Habermas again addresses history and social structures to chart the decline and decay of the public sphere in the modern period. He argues that this decline was due to a variety of socioeconomic factors. When the bourgeois public sphere existed, state and society were separated. There could be no state intervention in the economy before the nineteenth century, Habermas believes. Interventionism, which is basically government involvement in civil society and the economy, was part of the process of "refeudalization". Habermas uses this term to describe the linking of the modern state and economy; in a way, it is a return to the unified state structure of the feudal period. The state began to take on the economic functions of civil society, and the interests of society began to involve themselves in the state. The two realms became blurred together.
Habermas links interventionism to specific economic policies such as protectionism, mergers, and oligopolies. The image of civil society as an arena of economic and personal freedom is dented by constant government intervention. But in a way this intervention is justified. As Hegel suggests, the chaotic and antagonistic nature of civil society demands intervention by the state.

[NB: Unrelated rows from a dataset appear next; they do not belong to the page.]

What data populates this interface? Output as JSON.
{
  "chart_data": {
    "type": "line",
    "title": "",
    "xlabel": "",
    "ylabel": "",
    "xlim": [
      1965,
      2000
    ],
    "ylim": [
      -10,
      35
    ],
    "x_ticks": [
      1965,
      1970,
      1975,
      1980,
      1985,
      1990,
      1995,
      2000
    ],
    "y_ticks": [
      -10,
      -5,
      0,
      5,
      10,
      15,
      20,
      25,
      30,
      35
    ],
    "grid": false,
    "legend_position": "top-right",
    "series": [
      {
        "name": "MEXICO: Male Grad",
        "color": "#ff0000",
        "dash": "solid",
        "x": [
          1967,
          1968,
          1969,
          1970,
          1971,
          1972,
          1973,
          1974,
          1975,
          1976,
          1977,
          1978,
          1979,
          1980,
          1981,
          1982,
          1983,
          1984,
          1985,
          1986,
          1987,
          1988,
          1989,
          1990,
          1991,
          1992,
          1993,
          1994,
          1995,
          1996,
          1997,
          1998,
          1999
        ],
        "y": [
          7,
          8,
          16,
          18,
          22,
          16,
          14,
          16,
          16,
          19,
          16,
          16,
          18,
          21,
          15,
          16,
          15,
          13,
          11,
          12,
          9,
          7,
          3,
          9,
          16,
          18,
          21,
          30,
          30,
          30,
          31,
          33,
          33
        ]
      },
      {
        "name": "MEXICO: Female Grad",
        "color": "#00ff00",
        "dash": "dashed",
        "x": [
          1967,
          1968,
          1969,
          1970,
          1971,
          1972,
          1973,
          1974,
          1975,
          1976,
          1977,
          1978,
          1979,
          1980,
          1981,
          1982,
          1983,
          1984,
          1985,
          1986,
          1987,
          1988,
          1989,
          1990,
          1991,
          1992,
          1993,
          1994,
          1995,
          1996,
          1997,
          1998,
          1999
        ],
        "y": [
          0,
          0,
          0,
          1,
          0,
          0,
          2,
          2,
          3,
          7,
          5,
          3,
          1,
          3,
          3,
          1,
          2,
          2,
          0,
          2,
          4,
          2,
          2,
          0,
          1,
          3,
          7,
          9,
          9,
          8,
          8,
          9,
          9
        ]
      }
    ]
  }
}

Habermas does not believe that state intervention alone broke the barrier between society and state. The fact that economic interest groups in civil society begin to play out their conflicts in the political sphere is also important. The ultimate result is that something like what Hannah Arendt described as the "social" emerged: a fusion of state and social interests that merged their practical roles and legal definitions. In Germany, at least, more and more "state" tasks are transferred to private agencies, Habermas believes.